In 2007, she succeeded Robert Johnson as Achenbach Curator in Charge. Her FAMSF publication projects include The Expressionist Era in Germany 1900-1933 (1990), Thirty-five Years at Crown Point Press (1997), An American Focus: The Anderson Graphic Arts Collection (2000), Japanesque: The Japanese Print in the Era of Impressionism (2010), Ed Ruscha and the Great American West (2016), Ed Hardy: Deeper than Skin (2019), and Floating World to Modern World: Japanese Prints in Transition (2022).
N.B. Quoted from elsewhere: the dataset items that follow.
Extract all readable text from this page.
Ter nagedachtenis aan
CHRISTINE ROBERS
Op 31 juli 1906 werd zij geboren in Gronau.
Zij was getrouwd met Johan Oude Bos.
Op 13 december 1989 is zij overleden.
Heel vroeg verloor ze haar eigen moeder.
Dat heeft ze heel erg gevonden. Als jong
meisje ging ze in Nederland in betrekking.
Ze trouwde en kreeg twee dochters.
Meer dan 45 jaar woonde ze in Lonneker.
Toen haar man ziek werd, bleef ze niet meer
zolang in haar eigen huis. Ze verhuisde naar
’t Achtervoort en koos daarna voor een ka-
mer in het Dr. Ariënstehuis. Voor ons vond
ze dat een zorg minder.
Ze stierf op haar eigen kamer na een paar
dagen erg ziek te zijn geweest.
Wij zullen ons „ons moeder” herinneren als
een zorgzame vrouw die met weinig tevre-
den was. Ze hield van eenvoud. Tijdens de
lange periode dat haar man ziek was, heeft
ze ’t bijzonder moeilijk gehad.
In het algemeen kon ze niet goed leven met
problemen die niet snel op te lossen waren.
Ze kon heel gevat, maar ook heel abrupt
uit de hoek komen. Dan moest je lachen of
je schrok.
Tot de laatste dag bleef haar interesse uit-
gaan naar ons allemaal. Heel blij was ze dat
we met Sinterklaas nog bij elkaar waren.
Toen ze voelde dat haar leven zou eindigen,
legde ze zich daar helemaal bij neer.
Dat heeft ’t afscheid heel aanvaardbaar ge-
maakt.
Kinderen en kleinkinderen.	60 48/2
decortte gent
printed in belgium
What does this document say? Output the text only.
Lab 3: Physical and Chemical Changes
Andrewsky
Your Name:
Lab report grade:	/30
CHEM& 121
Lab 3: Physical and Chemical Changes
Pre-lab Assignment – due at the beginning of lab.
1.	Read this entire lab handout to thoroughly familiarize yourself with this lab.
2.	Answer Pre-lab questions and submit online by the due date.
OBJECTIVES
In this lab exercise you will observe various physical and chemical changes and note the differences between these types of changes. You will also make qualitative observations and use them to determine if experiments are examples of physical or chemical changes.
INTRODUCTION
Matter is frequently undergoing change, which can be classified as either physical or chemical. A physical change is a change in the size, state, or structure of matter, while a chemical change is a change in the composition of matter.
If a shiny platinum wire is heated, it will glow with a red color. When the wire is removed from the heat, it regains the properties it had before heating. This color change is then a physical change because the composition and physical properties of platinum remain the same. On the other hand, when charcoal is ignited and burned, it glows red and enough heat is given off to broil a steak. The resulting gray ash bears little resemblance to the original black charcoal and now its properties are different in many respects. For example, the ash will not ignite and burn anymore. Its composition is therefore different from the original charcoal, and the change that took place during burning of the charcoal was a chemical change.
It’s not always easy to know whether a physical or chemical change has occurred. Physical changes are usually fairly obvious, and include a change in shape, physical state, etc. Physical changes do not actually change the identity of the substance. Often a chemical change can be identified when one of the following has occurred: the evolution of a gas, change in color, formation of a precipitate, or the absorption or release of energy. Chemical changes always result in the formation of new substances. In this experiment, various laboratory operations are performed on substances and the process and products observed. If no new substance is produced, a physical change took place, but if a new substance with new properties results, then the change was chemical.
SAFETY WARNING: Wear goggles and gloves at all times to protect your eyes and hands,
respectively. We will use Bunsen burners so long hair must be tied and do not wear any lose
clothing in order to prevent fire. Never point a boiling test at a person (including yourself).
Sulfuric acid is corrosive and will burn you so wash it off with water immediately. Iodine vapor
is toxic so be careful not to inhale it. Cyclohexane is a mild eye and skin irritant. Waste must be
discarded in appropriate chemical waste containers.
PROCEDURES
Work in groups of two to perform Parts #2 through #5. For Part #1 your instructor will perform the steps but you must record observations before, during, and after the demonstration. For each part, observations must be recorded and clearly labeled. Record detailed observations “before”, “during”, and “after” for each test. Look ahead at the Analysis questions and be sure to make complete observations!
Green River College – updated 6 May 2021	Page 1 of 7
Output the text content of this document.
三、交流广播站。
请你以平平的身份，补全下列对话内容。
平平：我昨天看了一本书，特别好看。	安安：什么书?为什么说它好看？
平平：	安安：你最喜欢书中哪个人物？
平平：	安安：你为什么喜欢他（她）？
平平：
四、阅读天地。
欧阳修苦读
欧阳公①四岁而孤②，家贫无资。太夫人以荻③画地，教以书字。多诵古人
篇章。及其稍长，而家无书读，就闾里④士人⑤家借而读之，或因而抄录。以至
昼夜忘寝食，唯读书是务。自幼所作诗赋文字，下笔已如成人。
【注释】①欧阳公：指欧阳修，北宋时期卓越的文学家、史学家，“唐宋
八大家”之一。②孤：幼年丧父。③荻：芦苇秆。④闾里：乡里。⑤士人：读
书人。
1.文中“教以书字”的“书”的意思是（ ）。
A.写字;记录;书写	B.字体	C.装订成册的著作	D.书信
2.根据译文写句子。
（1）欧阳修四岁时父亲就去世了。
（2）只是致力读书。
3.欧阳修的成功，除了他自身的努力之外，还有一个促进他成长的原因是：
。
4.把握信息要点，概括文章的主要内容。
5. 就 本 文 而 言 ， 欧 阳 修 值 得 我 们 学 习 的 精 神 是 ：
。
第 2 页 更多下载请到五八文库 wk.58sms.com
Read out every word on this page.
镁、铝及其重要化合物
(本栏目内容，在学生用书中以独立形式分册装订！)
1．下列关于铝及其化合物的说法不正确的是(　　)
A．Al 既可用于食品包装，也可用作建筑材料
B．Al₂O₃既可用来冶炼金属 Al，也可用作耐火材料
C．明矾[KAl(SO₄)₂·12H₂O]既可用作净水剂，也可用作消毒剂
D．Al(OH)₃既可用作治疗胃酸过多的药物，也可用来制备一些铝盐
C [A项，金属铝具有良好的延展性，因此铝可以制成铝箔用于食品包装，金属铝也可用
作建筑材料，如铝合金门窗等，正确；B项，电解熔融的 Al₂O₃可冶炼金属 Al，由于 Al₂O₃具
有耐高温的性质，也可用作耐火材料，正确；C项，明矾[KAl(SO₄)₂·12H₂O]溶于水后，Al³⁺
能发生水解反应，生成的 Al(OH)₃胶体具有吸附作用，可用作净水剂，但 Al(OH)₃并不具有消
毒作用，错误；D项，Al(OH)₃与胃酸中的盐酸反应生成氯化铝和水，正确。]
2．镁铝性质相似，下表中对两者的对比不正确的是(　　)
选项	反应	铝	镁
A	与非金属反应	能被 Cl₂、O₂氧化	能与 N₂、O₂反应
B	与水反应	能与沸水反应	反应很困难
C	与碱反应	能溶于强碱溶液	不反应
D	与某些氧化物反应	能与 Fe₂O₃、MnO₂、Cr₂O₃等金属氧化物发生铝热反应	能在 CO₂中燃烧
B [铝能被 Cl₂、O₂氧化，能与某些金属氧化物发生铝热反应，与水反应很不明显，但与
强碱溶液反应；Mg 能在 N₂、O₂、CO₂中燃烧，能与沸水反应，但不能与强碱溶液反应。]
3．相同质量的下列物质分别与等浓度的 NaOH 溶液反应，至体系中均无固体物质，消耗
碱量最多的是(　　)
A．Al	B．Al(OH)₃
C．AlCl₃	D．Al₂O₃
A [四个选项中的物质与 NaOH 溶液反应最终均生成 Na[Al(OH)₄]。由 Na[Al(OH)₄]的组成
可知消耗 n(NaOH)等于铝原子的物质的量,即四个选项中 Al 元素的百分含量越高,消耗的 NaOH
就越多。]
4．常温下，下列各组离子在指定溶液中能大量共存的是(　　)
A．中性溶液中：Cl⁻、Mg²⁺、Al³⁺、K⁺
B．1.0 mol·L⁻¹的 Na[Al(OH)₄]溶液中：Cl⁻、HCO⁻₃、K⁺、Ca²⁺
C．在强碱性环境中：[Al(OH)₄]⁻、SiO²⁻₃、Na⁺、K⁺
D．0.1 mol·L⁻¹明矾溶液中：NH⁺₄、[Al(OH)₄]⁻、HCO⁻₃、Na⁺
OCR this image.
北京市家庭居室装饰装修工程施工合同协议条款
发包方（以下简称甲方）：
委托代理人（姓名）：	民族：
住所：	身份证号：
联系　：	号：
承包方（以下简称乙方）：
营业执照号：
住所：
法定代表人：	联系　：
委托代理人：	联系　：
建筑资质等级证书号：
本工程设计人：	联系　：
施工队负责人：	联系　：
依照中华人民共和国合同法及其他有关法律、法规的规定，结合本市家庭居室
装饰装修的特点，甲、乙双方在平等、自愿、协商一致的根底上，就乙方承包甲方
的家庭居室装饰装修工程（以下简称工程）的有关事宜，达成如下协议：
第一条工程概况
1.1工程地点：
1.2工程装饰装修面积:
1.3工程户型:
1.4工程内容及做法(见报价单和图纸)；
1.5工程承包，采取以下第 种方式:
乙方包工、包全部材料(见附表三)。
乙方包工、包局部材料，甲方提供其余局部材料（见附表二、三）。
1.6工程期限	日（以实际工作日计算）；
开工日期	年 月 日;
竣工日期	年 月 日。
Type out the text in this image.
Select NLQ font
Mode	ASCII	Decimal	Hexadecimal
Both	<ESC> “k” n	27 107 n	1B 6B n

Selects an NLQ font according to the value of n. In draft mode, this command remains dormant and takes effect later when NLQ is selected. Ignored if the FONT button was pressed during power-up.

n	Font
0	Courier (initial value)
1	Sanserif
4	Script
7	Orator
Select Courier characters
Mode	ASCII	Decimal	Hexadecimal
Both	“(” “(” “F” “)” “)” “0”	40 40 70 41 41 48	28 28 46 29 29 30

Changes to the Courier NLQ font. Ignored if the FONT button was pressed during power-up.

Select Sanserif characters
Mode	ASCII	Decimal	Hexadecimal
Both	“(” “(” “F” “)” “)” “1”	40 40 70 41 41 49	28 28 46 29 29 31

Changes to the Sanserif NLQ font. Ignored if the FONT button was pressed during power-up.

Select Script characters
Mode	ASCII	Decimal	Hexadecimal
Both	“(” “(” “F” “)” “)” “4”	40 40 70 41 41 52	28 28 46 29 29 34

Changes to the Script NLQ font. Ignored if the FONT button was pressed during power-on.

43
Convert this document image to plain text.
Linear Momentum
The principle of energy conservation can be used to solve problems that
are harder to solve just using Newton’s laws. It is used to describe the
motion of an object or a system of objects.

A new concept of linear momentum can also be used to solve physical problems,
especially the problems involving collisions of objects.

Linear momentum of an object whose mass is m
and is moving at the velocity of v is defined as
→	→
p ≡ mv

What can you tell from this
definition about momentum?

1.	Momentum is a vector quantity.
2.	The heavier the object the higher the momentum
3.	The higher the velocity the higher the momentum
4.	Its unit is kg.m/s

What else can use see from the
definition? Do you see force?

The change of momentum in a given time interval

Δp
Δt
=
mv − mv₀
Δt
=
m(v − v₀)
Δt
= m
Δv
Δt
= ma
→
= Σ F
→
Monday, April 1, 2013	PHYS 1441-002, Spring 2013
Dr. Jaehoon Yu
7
Breuer received her B.A. in Art History from Stanford University and her M.A. in Art History from the University of Wisconsin, Madison.

Rob Hallman

Director, Secretary

Rob Hallman is a Vice President in LinkedIn’s Legal Department, where he leads a team supporting LinkedIn’s Product, AI, Engineering, Business Development and Marketing organizations. Before joining LinkedIn in 2014, Rob was a partner at the law firm of Arnold & Porter. Rob also completed post-graduate degrees and professional certification in Byzantine Studies and Museum Studies at New York University, and was a Research Associate at the Metropolitan Museum of Art, where he worked on two major exhibitions of Byzantine Art and helped plan new permanent galleries housing the Museum’s collection of Byzantine Art.

Morgann Trumbull

Director, Treasurer

Morgann Trumbull is a fine arts professional with expertise in Post-War and Contemporary Art. She specializes in curation, collections management, archival studies, publications, appraisals, and artist relations. Ms. Trumbull worked for Berggruen Gallery in San Francisco from 2013 to 2023, where she was a director for six years. Prior to Berggruen, Ms. Trumbull  worked at Bonhams Auctioneers in San Francisco in the Modern & Contemporary and Print departments. Ms. Trumbull is currently serving her seventh year as a Director on the board of the Achenbach Graphic Arts Council (AGAC) at the Fine Arts Museums of San Francisco. She has also served on the board of the San Francisco Art Dealers Association. Ms. Trumbull has collaborated on many catalogue raisonné and research projects for the Richard Diebenkorn Foundation, the Helen Frankenthaler Foundation, the Willem de Kooning Foundation, the Roy Lichtenstein Foundation, the Estate of Nathan Oliveira, and the Wayne Thiebaud Foundation. She has assisted with retrospective exhibitions for many of the aforementioned artist foundations, as well as for Chuck Close, Bridget Riley and Peter Saul. Ms. Trumbull earned her B.A. in Art History, with a minor in Medieval and Renaissance Studies, from Santa Clara University.